The editorial in The Australian today said: "One thing is abundantly clear, however: Kevin Rudd’s big-government experiment was a disaster. Whichever party is returned, this ugly revival of old-style central planning must be buried and cremated. The Australian regrets taking Mr Rudd at his word in 2007 when he presented as an economic conservative who believed governments step in only when markets fail. The trouble was markets were deemed to have failed when Mr Rudd decided they had failed, and that was often. Long before the global financial crisis, the dead hand of government was touching the private sector in inappropriate places, and its behaviour grew steadily worse. GroceryWatch and FuelWatch were early signs of the hubris that resulted in the atrocity of a mining tax ."
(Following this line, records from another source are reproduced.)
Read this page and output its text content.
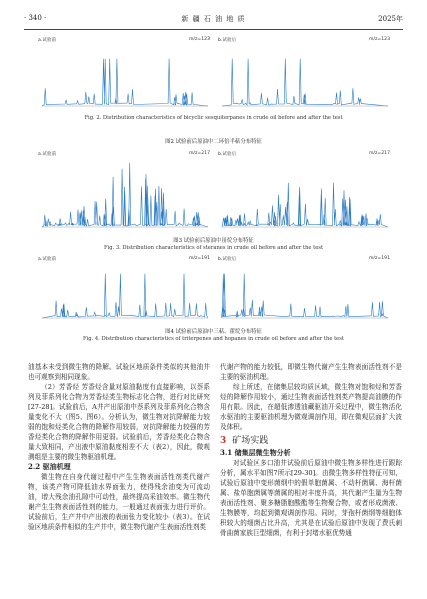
· 340 ·	新 疆 石 油 地 质	2025年
a.试验前	m/z=123 b.试验后	m/z=123
Fig. 2. Distribution characteristics of bicyclic sesquiterpanes in crude oil before and after the test
图2 试验前后原油中二环倍半萜分布特征
a.试验前	m/z=217 b.试验后	m/z=217
图3 试验前后原油中甾烷分布特征
Fig. 3. Distribution characteristics of steranes in crude oil before and after the test
a.试验前	m/z=191 b.试验后	m/z=191
图4 试验前后原油中三萜、藿烷分布特征
Fig. 4. Distribution characteristics of triterpenes and hopanes in crude oil before and after the test

油基本未受到微生物的降解。试验区地质条件类似的其他油井也可观察到相同现象。

（2）芳香烃 芳香烃含量对原油黏度有直接影响，以萘系列及菲系列化合物为芳香烃类生物标志化合物，进行对比研究[27-28]。试验前后，A井产出原油中萘系列及菲系列化合物含量变化不大（图5、图6）。分析认为，微生物对抗降解能力较弱的饱和烃类化合物的降解作用较弱，对抗降解能力较强的芳香烃类化合物的降解作用更弱。试验前后，芳香烃类化合物含量大致相同，产出液中原油黏度相差不大（表2），因此，微观测组是主要的微生物驱油机理。

2.2 驱油机理

微生物在自身代谢过程中产生生物表面活性剂类代谢产物，该类产物可降低油水界面张力，使得残余油变为可流动油，增大残余油孔隙中可动性，最终提高采油效率。微生物代谢产生生物表面活性剂的能力，一般通过表面张力进行评价。试验前后，生产井中产出液的表面张力变化较小（表3）。在试验区地质条件相似的生产井中，微生物代谢产生表面活性剂类

代谢产物的能力较低，即微生物代谢产生生物表面活性剂不是主要的驱油机理。

综上所述，在储集层较均质区域，微生物对饱和烃和芳香烃的降解作用较小，通过生物表面活性剂类产物提高油膜的作用有限。因此，在超低渗透油藏驱油开采过程中，微生物活化水驱油的主要驱油机理为微观调剖作用，即在微观层面扩大波及体积。

3 矿场实践

3.1 储集层微生物分析

对试验区多口油井试验前后原油中微生物多样性进行跟踪分析，属水平如图7所示[29-30]。由微生物多样性特征可知，试验后原油中变形菌纲中的假单胞菌属、不动杆菌属、海杆菌属、盐单胞菌属等菌属的相对丰度升高，其代谢产生量为生物表面活性剂、聚多糖脂胞酸酯等生物聚合物，或者形成菌液、生物膜等，均起到微观调剖作用。同时，芽孢杆菌纲等细胞体积较大的细菌占比升高，尤其是在试验后原油中发现了费氏刺骨曲菌家族巨型细菌，有利于封堵水驱优势通
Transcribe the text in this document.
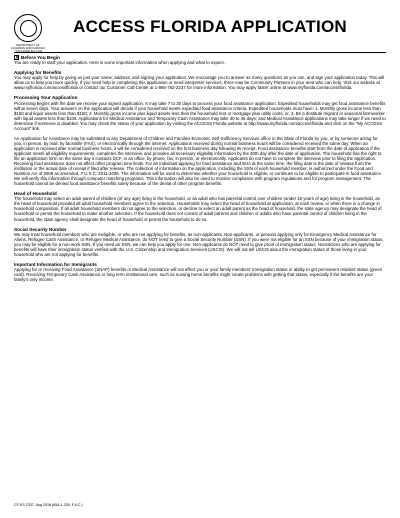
DEPARTMENT OF CHILDREN AND FAMILIES · MYFLFAMILIES.COM
ACCESS FLORIDA APPLICATION
✕Before You Begin

You are ready to start your application. Here is some important information when applying and what to expect.

Applying for Benefits

You may apply for help by giving us just your name, address, and signing your application. We encourage you to answer as many questions as you can, and sign your application today. This will allow us to help you more quickly. If you need help in completing this application or need interpreter services, there may be Community Partners in your area who can help. Visit our website at www.myflorida.com/accessflorida or contact our Customer Call Center at 1-866-762-2237 for more information. You may apply faster online at www.myflorida.com/accessflorida.

Processing Your Application

Processing begins with the date we receive your signed application. It may take 7 to 30 days to process your food assistance application. Expedited households may get food assistance benefits within seven days. Your answers on the application will decide if your household meets expedited food assistance criteria. Expedited households must have: 1. Monthly gross income less than $150 and liquid assets less than $150; 2. Monthly gross income plus liquid assets less than the household rent or mortgage plus utility costs; or, 3. Be a destitute migrant or seasonal farmworker with liquid assets less than $100. Applications for Medical Assistance and Temporary Cash Assistance may take 30 to 45 days; and Medical Assistance applications may take longer if we need to determine if someone is disabled. You may check the status of your application by visiting the ACCESS Florida website at http://www.myflorida.com/accessflorida and click on the "My ACCESS Account" link.

An Application for Assistance may be submitted to any Department of Children and Families Economic Self-Sufficiency Services office in the State of Florida by you, or by someone acting for you, in person, by mail, by facsimile (FAX), or electronically through the internet. Applications received during normal business hours will be considered received the same day. When an application is received after normal business hours, it will be considered received on the first business day following its receipt. Food assistance benefits start from the date of application if the applicant meets all eligibility requirements, completes the interview, and provides all necessary eligibility information by the 30th day after the date of application. The household has the right to file an application form on the same day it contacts DCF, in an office, by phone, fax, in person, or electronically. Applicants do not have to complete the interview prior to filing the application. Receiving food assistance does not affect other program time limits. For an individual applying for food assistance and SUA at the same time, the filing date is the date of release from the institution or the actual date of receipt if filed after release. The collection of information on the application, including the SSN of each household member, is authorized under the Food and Nutrition Act of 2008 as amended, 7 U.S.C. 2011-2036. The information will be used to determine whether your household is eligible, or continues to be eligible to participate in food assistance. We will verify this information through computer matching programs. This information will also be used to monitor compliance with program regulations and for program management. The household cannot be denied food assistance benefits solely because of the denial of other program benefits.

Head of Household

The household may select an adult parent of children (of any age) living in the household, or an adult who has parental control over children (under 18 years of age) living in the household, as the head of household provided all adult household members agree to the selection. Households may select the head of household at application, at each review, or when there is a change in household composition. If all adult household members do not agree to the selection, or decline to select an adult parent as the head of household, the state agency may designate the head of household or permit the household to make another selection. If the household does not consist of adult parents and children or adults who have parental control of children living in the household, the state agency shall designate the head of household or permit the household to do so.

Social Security Number

We may treat household members who are ineligible, or who are not applying for benefits, as non-applicants. Non-applicants, or persons applying only for Emergency Medical Assistance for Aliens, Refugee Cash Assistance, or Refugee Medical Assistance, do NOT need to give a Social Security Number (SSN). If you were not eligible for an SSN because of your immigration status, you may be eligible for a non-work SSN. If you need an SSN, we can help you apply for one. Non-applicants do NOT need to give proof of immigration status. Noncitizens who are applying for benefits will have their immigration status verified with the U.S. Citizenship and Immigration Services (USCIS). We will not tell USCIS about the immigration status of those living in your household who are not applying for benefits.

Important Information for Immigrants

Applying for or receiving Food Assistance (SNAP) benefits or Medical Assistance will not affect you or your family members' immigration status or ability to get permanent resident status (green card). Receiving Temporary Cash Assistance or long term institutional care, such as nursing home benefits might create problems with getting that status, especially if the benefits are your family's only income.

CF-ES 2337, Aug 2018 (65A-1.205, F.A.C.)
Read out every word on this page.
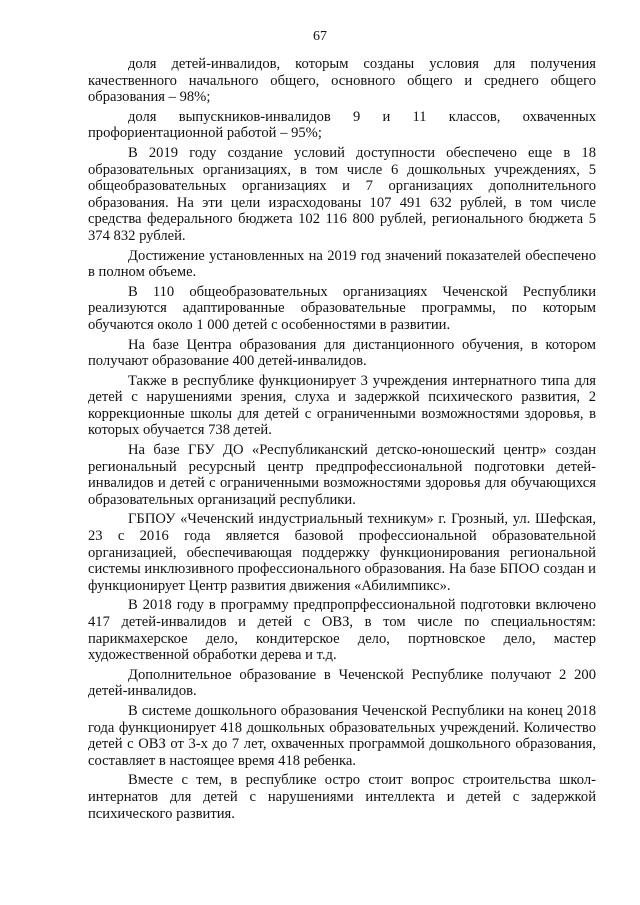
67

доля детей-инвалидов, которым созданы условия для получения качественного начального общего, основного общего и среднего общего образования – 98%;

доля выпускников-инвалидов 9 и 11 классов, охваченных профориентационной работой – 95%;

В 2019 году создание условий доступности обеспечено еще в 18 образовательных организациях, в том числе 6 дошкольных учреждениях, 5 общеобразовательных организациях и 7 организациях дополнительного образования. На эти цели израсходованы 107 491 632 рублей, в том числе средства федерального бюджета 102 116 800 рублей, регионального бюджета 5 374 832 рублей.

Достижение установленных на 2019 год значений показателей обеспечено в полном объеме.

В 110 общеобразовательных организациях Чеченской Республики реализуются адаптированные образовательные программы, по которым обучаются около 1 000 детей с особенностями в развитии.

На базе Центра образования для дистанционного обучения, в котором получают образование 400 детей-инвалидов.

Также в республике функционирует 3 учреждения интернатного типа для детей с нарушениями зрения, слуха и задержкой психического развития, 2 коррекционные школы для детей с ограниченными возможностями здоровья, в которых обучается 738 детей.

На базе ГБУ ДО «Республиканский детско-юношеский центр» создан региональный ресурсный центр предпрофессиональной подготовки детей-инвалидов и детей с ограниченными возможностями здоровья для обучающихся образовательных организаций республики.

ГБПОУ «Чеченский индустриальный техникум» г. Грозный, ул. Шефская, 23 с 2016 года является базовой профессиональной образовательной организацией, обеспечивающая поддержку функционирования региональной системы инклюзивного профессионального образования. На базе БПОО создан и функционирует Центр развития движения «Абилимпикс».

В 2018 году в программу предпропрфессиональной подготовки включено 417 детей-инвалидов и детей с ОВЗ, в том числе по специальностям: парикмахерское дело, кондитерское дело, портновское дело, мастер художественной обработки дерева и т.д.

Дополнительное образование в Чеченской Республике получают 2 200 детей-инвалидов.

В системе дошкольного образования Чеченской Республики на конец 2018 года функционирует 418 дошкольных образовательных учреждений. Количество детей с ОВЗ от 3-х до 7 лет, охваченных программой дошкольного образования, составляет в настоящее время 418 ребенка.

Вместе с тем, в республике остро стоит вопрос строительства школ-интернатов для детей с нарушениями интеллекта и детей с задержкой психического развития.
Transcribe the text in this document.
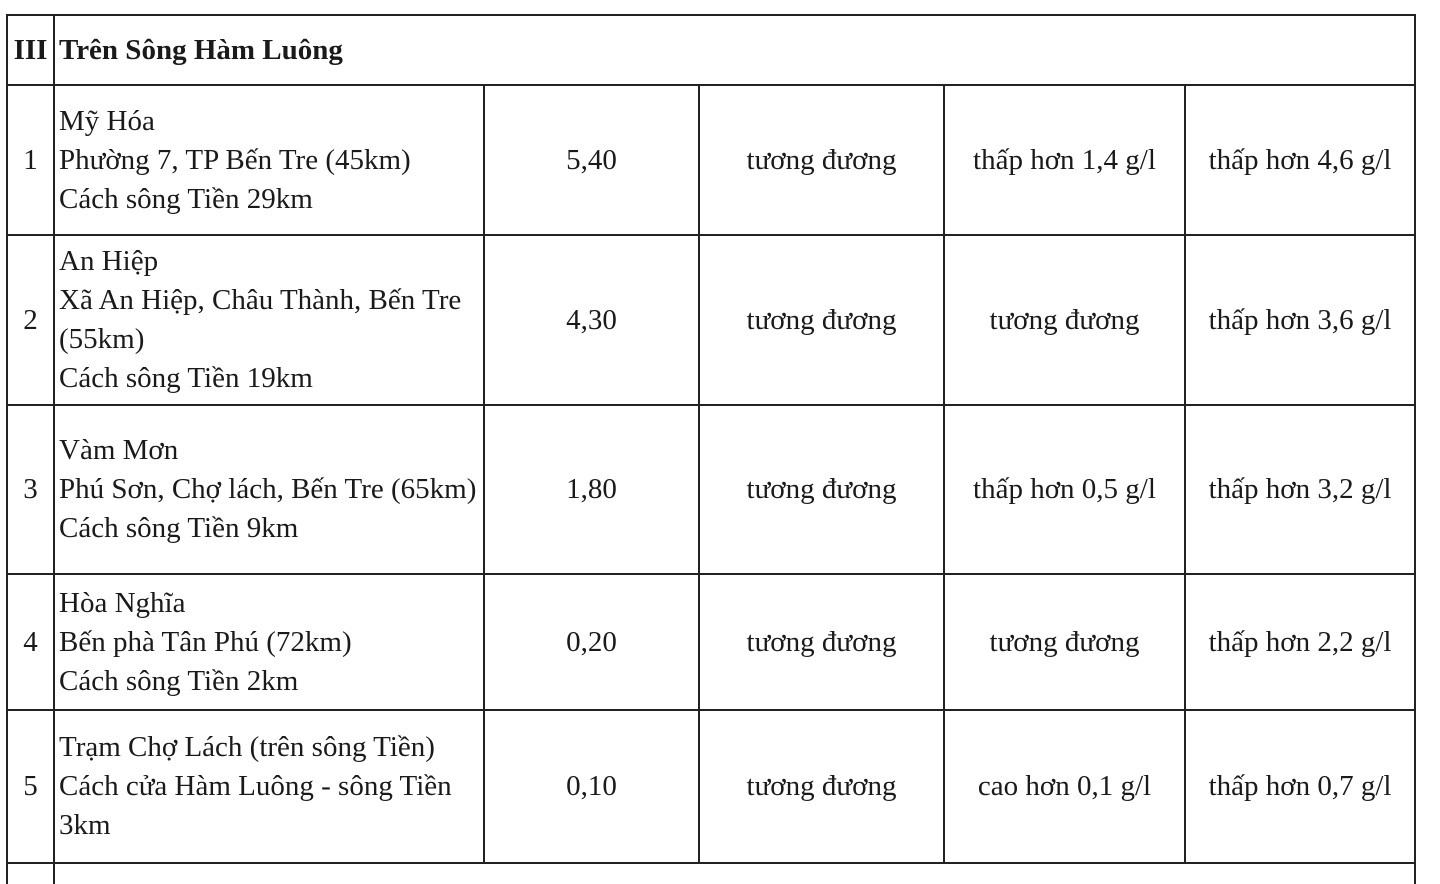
III	Trên Sông Hàm Luông				
1	Mỹ Hóa
Phường 7, TP Bến Tre (45km)
Cách sông Tiền 29km	5,40	tương đương	thấp hơn 1,4 g/l	thấp hơn 4,6 g/l
2	An Hiệp
Xã An Hiệp, Châu Thành, Bến Tre (55km)
Cách sông Tiền 19km	4,30	tương đương	tương đương	thấp hơn 3,6 g/l
3	Vàm Mơn
Phú Sơn, Chợ lách, Bến Tre (65km)
Cách sông Tiền 9km	1,80	tương đương	thấp hơn 0,5 g/l	thấp hơn 3,2 g/l
4	Hòa Nghĩa
Bến phà Tân Phú (72km)
Cách sông Tiền 2km	0,20	tương đương	tương đương	thấp hơn 2,2 g/l
5	Trạm Chợ Lách (trên sông Tiền)
Cách cửa Hàm Luông - sông Tiền 3km	0,10	tương đương	cao hơn 0,1 g/l	thấp hơn 0,7 g/l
An unknown source to which we constantly refer in similar vein said it thus: "No man or woman is great enough or wise enough for any of us to surrender our destiny to. The only way in which anyone can lead us is to restore to us the belief in our own ability to take responsibility for our own lives.’"

This is in no way a statement that says we should not look after the genuinely disadvantaged. Of course we should. Civilised society demands a viable heart.